The spirit of Latino media representation stayed with me, and in 2002 in a class as a masters student at UT Austin, I co-founded Latinitas, still one of the only magazines made for and by young Latinas. I was 29 and my co-founder, 23—old in “girl” years. So, to collect authentic, reflective content we launched clubs, camps and conferences where girls and teens did the writing, photography, filmmaking, podcasting but also “techier” storytelling using graphic and web design, coding, augmented and virtual realities. The programs have served 42,000 young girls and women in 25-plus U.S. cities and countries like Mexico, Venezuela, Colombia, Nigeria and the Philippines.

I got “mentored up” at Latinitas all the time by tweens and teens. The aftermath of difficult breakups or financial woes would melt away when I walked into Martin or Dobie Middle Schools to teach club. There, 15 11-year-olds and I threw conformity to the wind, making websites that blinked and sparkled, illegible with white backgrounds and yellow text. We choreographed music videos to Ciara’s “1, 2 Step,” but where I got my biggest lessons in resilience were from Latinitas who were the English translators for their parents, caregivers to their siblings and, for some, constantly feared deportation.

I left Latinitas this year after two decades. It was a difficult transition as there are a lot of misconceptions about nonprofit work, even by board members. For one, it’s not just one job. I have been CEO, CFO, human resources and communications director, all at once. I designed programs and pushed the vision, but also led resource development. Taking out the garbage or changing the toilet paper rolls made me the custodian at times.


Nonprofit doesn’t mean “no profit.” It took an enormous amount of ingenuity to yield funding before equity was trending. For almost 20 years, funders asked, “Why focus on Latinas?” Nonprofits are also one of the few industries where the budget resets annually to zero. As recently as a year ago, someone asked me, “Do you get a salary?” This was a smart, professional person. We do charitable work, but we are not charity cases.

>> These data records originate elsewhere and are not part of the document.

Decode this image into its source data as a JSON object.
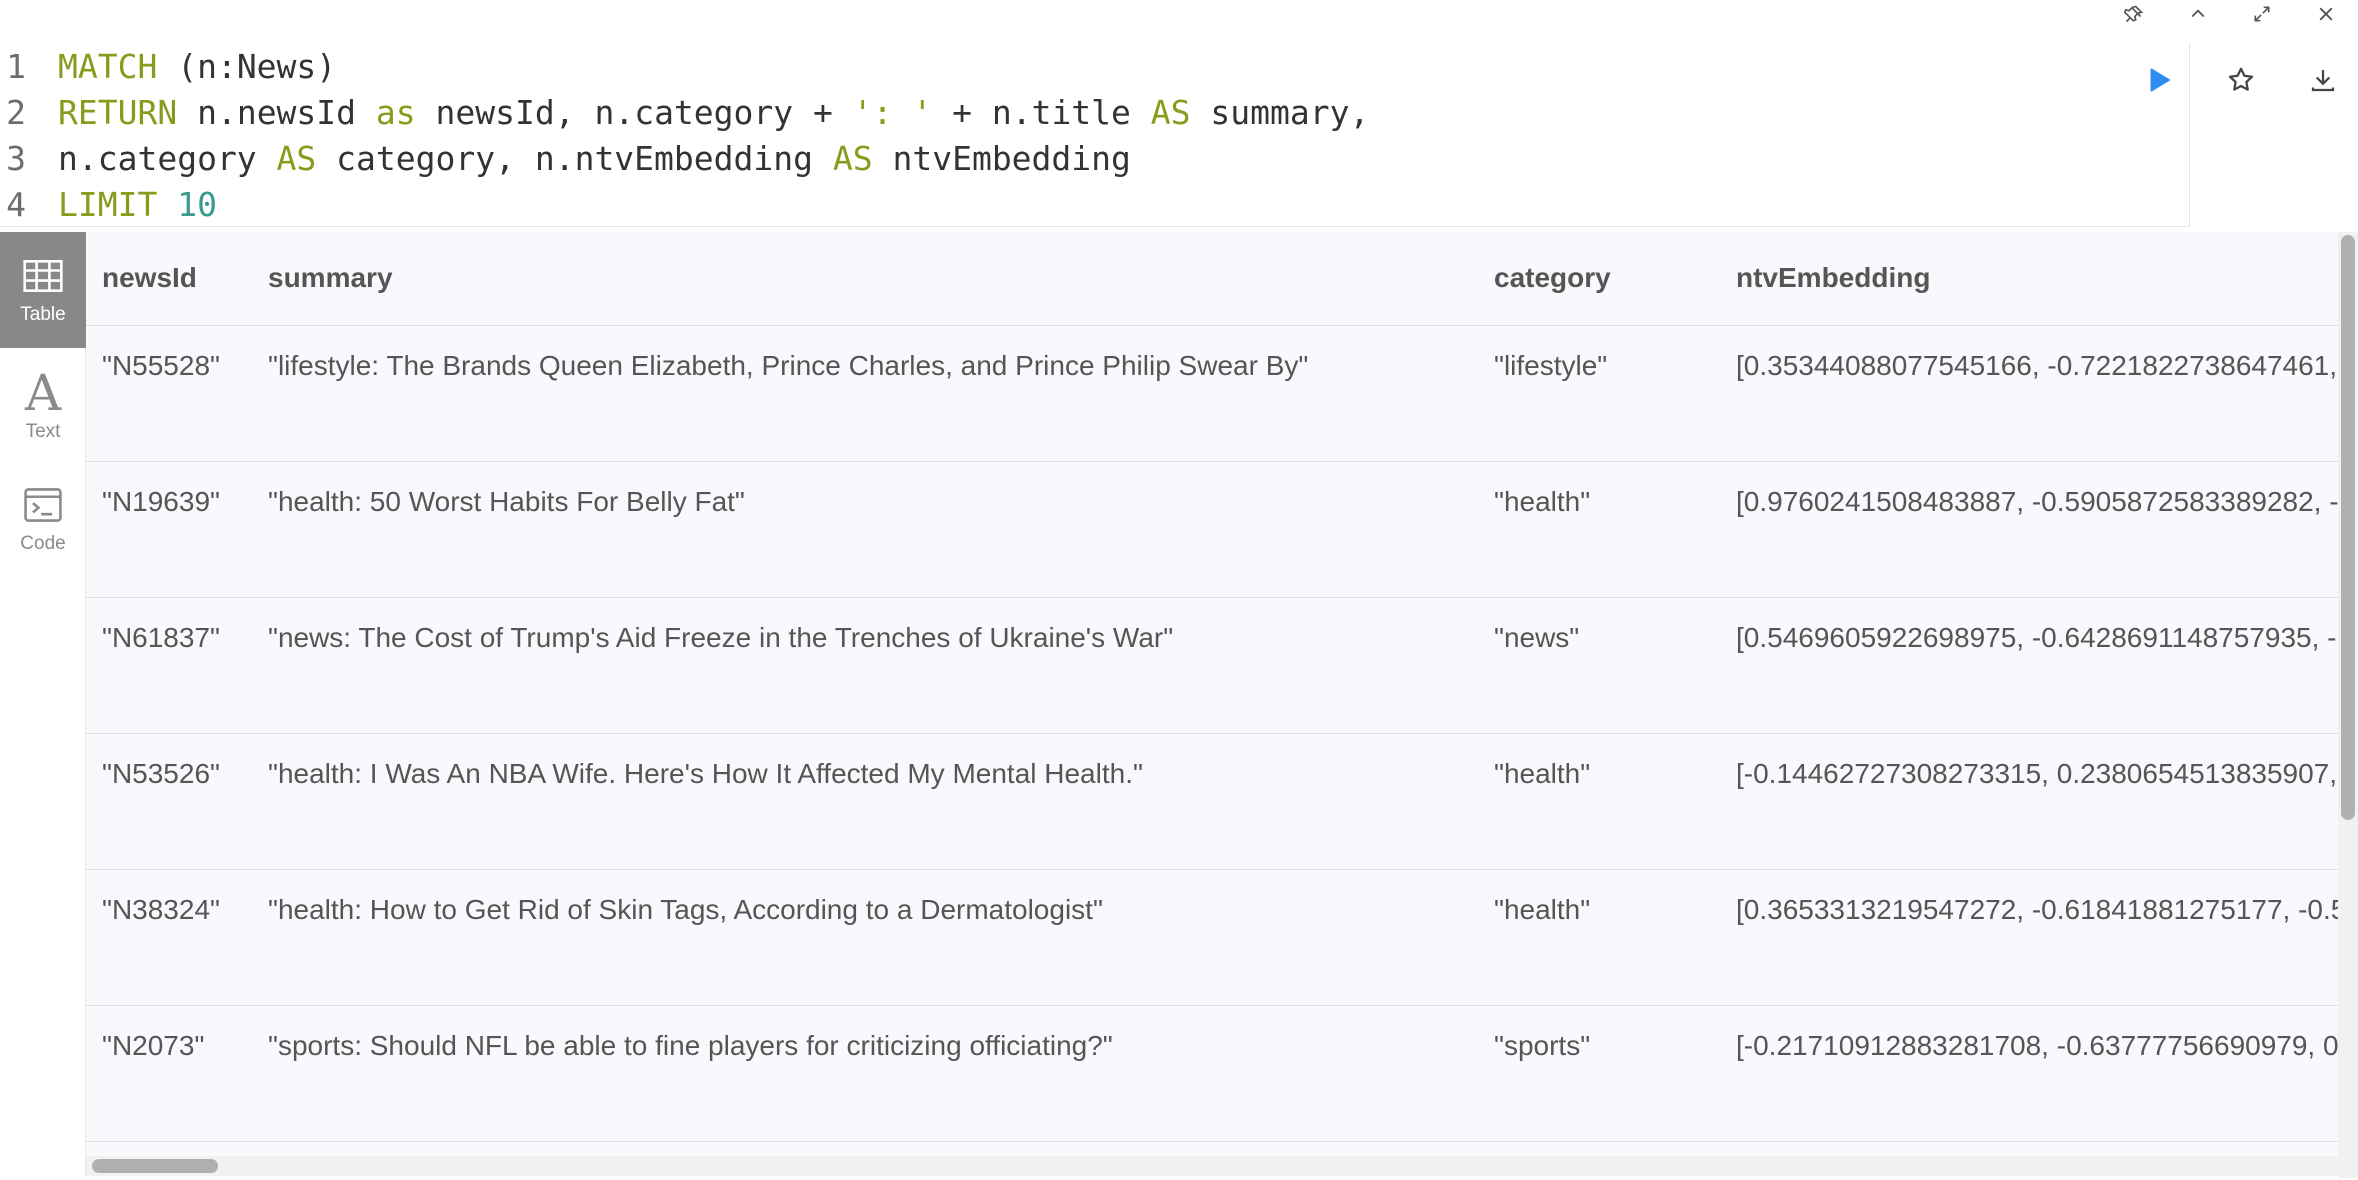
{
  "window_controls": [
    {
      "name": "pin-icon"
    },
    {
      "name": "chevron-up-icon"
    },
    {
      "name": "expand-icon"
    },
    {
      "name": "close-icon"
    }
  ],
  "editor": {
    "lines": [
      {
        "num": "1",
        "tokens": [
          {
            "t": "MATCH",
            "c": "kw"
          },
          {
            "t": " (n:News)",
            "c": "tx"
          }
        ]
      },
      {
        "num": "2",
        "tokens": [
          {
            "t": "RETURN",
            "c": "kw"
          },
          {
            "t": " n.newsId ",
            "c": "tx"
          },
          {
            "t": "as",
            "c": "kw"
          },
          {
            "t": " newsId, n.category + ",
            "c": "tx"
          },
          {
            "t": "': '",
            "c": "st"
          },
          {
            "t": " + n.title ",
            "c": "tx"
          },
          {
            "t": "AS",
            "c": "kw"
          },
          {
            "t": " summary,",
            "c": "tx"
          }
        ]
      },
      {
        "num": "3",
        "tokens": [
          {
            "t": "n.category ",
            "c": "tx"
          },
          {
            "t": "AS",
            "c": "kw"
          },
          {
            "t": " category, n.ntvEmbedding ",
            "c": "tx"
          },
          {
            "t": "AS",
            "c": "kw"
          },
          {
            "t": " ntvEmbedding",
            "c": "tx"
          }
        ]
      },
      {
        "num": "4",
        "tokens": [
          {
            "t": "LIMIT",
            "c": "kw"
          },
          {
            "t": " ",
            "c": "tx"
          },
          {
            "t": "10",
            "c": "nm"
          }
        ]
      }
    ],
    "actions": [
      {
        "name": "run-icon",
        "color": "#2d8cf0"
      },
      {
        "name": "star-icon"
      },
      {
        "name": "download-icon"
      }
    ]
  },
  "sidebar": {
    "items": [
      {
        "label": "Table",
        "icon": "table-icon",
        "active": true
      },
      {
        "label": "Text",
        "icon": "text-icon",
        "active": false
      },
      {
        "label": "Code",
        "icon": "code-icon",
        "active": false
      }
    ]
  },
  "table": {
    "columns": [
      "newsId",
      "summary",
      "category",
      "ntvEmbedding"
    ],
    "rows": [
      [
        "\"N55528\"",
        "\"lifestyle: The Brands Queen Elizabeth, Prince Charles, and Prince Philip Swear By\"",
        "\"lifestyle\"",
        "[0.35344088077545166, -0.7221822738647461,"
      ],
      [
        "\"N19639\"",
        "\"health: 50 Worst Habits For Belly Fat\"",
        "\"health\"",
        "[0.9760241508483887, -0.5905872583389282, -"
      ],
      [
        "\"N61837\"",
        "\"news: The Cost of Trump's Aid Freeze in the Trenches of Ukraine's War\"",
        "\"news\"",
        "[0.5469605922698975, -0.6428691148757935, -"
      ],
      [
        "\"N53526\"",
        "\"health: I Was An NBA Wife. Here's How It Affected My Mental Health.\"",
        "\"health\"",
        "[-0.14462727308273315, 0.2380654513835907,"
      ],
      [
        "\"N38324\"",
        "\"health: How to Get Rid of Skin Tags, According to a Dermatologist\"",
        "\"health\"",
        "[0.3653313219547272, -0.61841881275177, -0.5"
      ],
      [
        "\"N2073\"",
        "\"sports: Should NFL be able to fine players for criticizing officiating?\"",
        "\"sports\"",
        "[-0.21710912883281708, -0.63777756690979, 0"
      ]
    ]
  }
}
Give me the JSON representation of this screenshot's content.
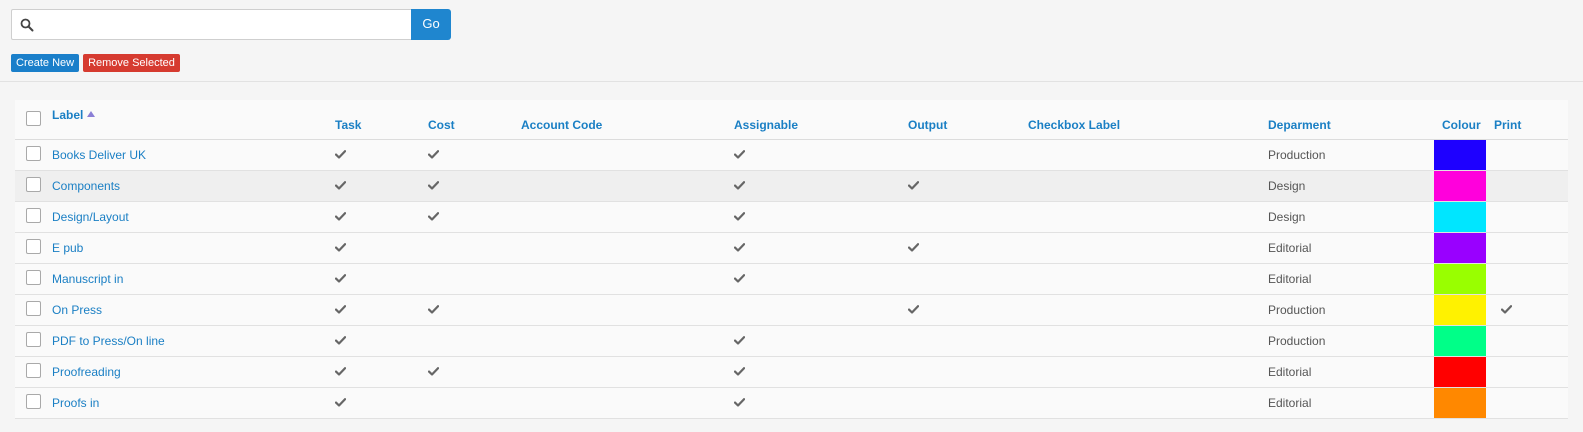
{
  "search": {
    "placeholder": "",
    "value": "",
    "go_label": "Go"
  },
  "actions": {
    "create_label": "Create New",
    "remove_label": "Remove Selected"
  },
  "table": {
    "columns": {
      "label": "Label",
      "task": "Task",
      "cost": "Cost",
      "account_code": "Account Code",
      "assignable": "Assignable",
      "output": "Output",
      "checkbox_label": "Checkbox Label",
      "department": "Deparment",
      "colour": "Colour",
      "print": "Print"
    },
    "sort": {
      "column": "label",
      "direction": "ascending"
    },
    "rows": [
      {
        "label": "Books Deliver UK",
        "task": true,
        "cost": true,
        "account_code": "",
        "assignable": true,
        "output": false,
        "checkbox_label": "",
        "department": "Production",
        "colour": "#1e00ff",
        "print": false
      },
      {
        "label": "Components",
        "task": true,
        "cost": true,
        "account_code": "",
        "assignable": true,
        "output": true,
        "checkbox_label": "",
        "department": "Design",
        "colour": "#ff00dc",
        "print": false
      },
      {
        "label": "Design/Layout",
        "task": true,
        "cost": true,
        "account_code": "",
        "assignable": true,
        "output": false,
        "checkbox_label": "",
        "department": "Design",
        "colour": "#00e6ff",
        "print": false
      },
      {
        "label": "E pub",
        "task": true,
        "cost": false,
        "account_code": "",
        "assignable": true,
        "output": true,
        "checkbox_label": "",
        "department": "Editorial",
        "colour": "#9900ff",
        "print": false
      },
      {
        "label": "Manuscript in",
        "task": true,
        "cost": false,
        "account_code": "",
        "assignable": true,
        "output": false,
        "checkbox_label": "",
        "department": "Editorial",
        "colour": "#99ff00",
        "print": false
      },
      {
        "label": "On Press",
        "task": true,
        "cost": true,
        "account_code": "",
        "assignable": false,
        "output": true,
        "checkbox_label": "",
        "department": "Production",
        "colour": "#fff200",
        "print": true
      },
      {
        "label": "PDF to Press/On line",
        "task": true,
        "cost": false,
        "account_code": "",
        "assignable": true,
        "output": false,
        "checkbox_label": "",
        "department": "Production",
        "colour": "#00ff88",
        "print": false
      },
      {
        "label": "Proofreading",
        "task": true,
        "cost": true,
        "account_code": "",
        "assignable": true,
        "output": false,
        "checkbox_label": "",
        "department": "Editorial",
        "colour": "#ff0000",
        "print": false
      },
      {
        "label": "Proofs in",
        "task": true,
        "cost": false,
        "account_code": "",
        "assignable": true,
        "output": false,
        "checkbox_label": "",
        "department": "Editorial",
        "colour": "#ff8800",
        "print": false
      }
    ]
  },
  "colors": {
    "accent": "#1a7fc4",
    "go_button": "#1f86cf",
    "remove_button": "#d63b30",
    "check": "#666666"
  },
  "icons": {
    "search": "search-icon",
    "check": "check-icon",
    "sort": "sort-ascending-icon"
  }
}
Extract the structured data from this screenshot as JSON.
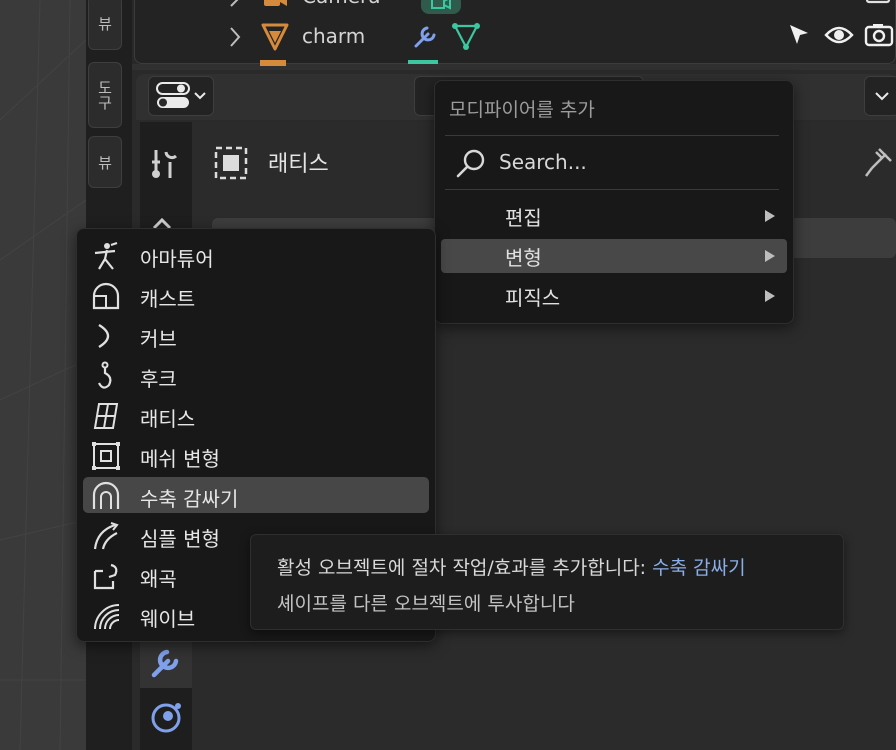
{
  "colors": {
    "accent": "#8aaee8",
    "highlight": "#484848",
    "menu_bg": "#181818",
    "object_orange": "#d68a3c",
    "data_green": "#3cc7a0",
    "tool_blue": "#7fa0ea"
  },
  "sidebar_tabs": [
    "뷰",
    "도구",
    "뷰"
  ],
  "outliner": {
    "rows": [
      {
        "name": "Camera",
        "icon": "camera-object-icon"
      },
      {
        "name": "charm",
        "icon": "mesh-cone-icon"
      }
    ]
  },
  "properties": {
    "modifier_name": "래티스",
    "tabs": [
      "tool-icon",
      "render-icon",
      "wrench-icon",
      "physics-icon"
    ]
  },
  "add_modifier_menu": {
    "title": "모디파이어를 추가",
    "search_placeholder": "Search...",
    "items": [
      {
        "label": "편집",
        "has_submenu": true
      },
      {
        "label": "변형",
        "has_submenu": true,
        "highlighted": true
      },
      {
        "label": "피직스",
        "has_submenu": true
      }
    ]
  },
  "deform_submenu": {
    "items": [
      {
        "label": "아마튜어",
        "icon": "armature-icon"
      },
      {
        "label": "캐스트",
        "icon": "cast-icon"
      },
      {
        "label": "커브",
        "icon": "curve-icon"
      },
      {
        "label": "후크",
        "icon": "hook-icon"
      },
      {
        "label": "래티스",
        "icon": "lattice-icon"
      },
      {
        "label": "메쉬 변형",
        "icon": "mesh-deform-icon"
      },
      {
        "label": "수축 감싸기",
        "icon": "shrinkwrap-icon",
        "highlighted": true
      },
      {
        "label": "심플 변형",
        "icon": "simple-deform-icon"
      },
      {
        "label": "왜곡",
        "icon": "warp-icon"
      },
      {
        "label": "웨이브",
        "icon": "wave-icon"
      }
    ]
  },
  "tooltip": {
    "line1_prefix": "활성 오브젝트에 절차 작업/효과를 추가합니다: ",
    "line1_accent": "수축 감싸기",
    "line2": "셰이프를 다른 오브젝트에 투사합니다"
  }
}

My salvation now and then has been my fellow Austin women. Behind every amazing thing happening in Austin are a group of women doing the grunt work taking it from an idea to fruition. My fellow executive directors show up in the most significant ways: via partnerships, unsolicited but welcomed advice and sometimes crisis averting calls. They are Hispanic Women’s Network of Texas’s Lupe Morin; National Hispanic Institute’s Gloria DeLeon; New Philanthropists’ Monica Maldonado Williams; State Representative Sheryl Cole; former board chairs and “multipreneurs” Becky Arreaga and Ana Ruelas; the late Bibi Lobo, founder of National Latino Children’s Institute; and many more.

I feel like I’ve grown up with a “class” of fellow E.D. changemakers too—remembering backyard barbecues in my 20s at Cine Las Americas Co-founder Celeste Quesada and Black Pumas’ Adrian Quesada’s house, bonding over funding orientations with Big Medium Founders Shea Little and Jana Swec and shared community space with Worker’s Defense former executive director Cristina Tzintzún Ramirez, once-candidate for U.S. Senate. Now we are bumping into each other at high school orientations for our kids.

The relationship building that an executive director does in even a few years is tantamount to the networks of major public figures and celebrities. I’m proud of my legacy and am tapping that network and realizing Austin is still as fecund with new ventures as ever—media startups to a film industry about to re-explode, potentially our own WNBA team. Enterprise abounds.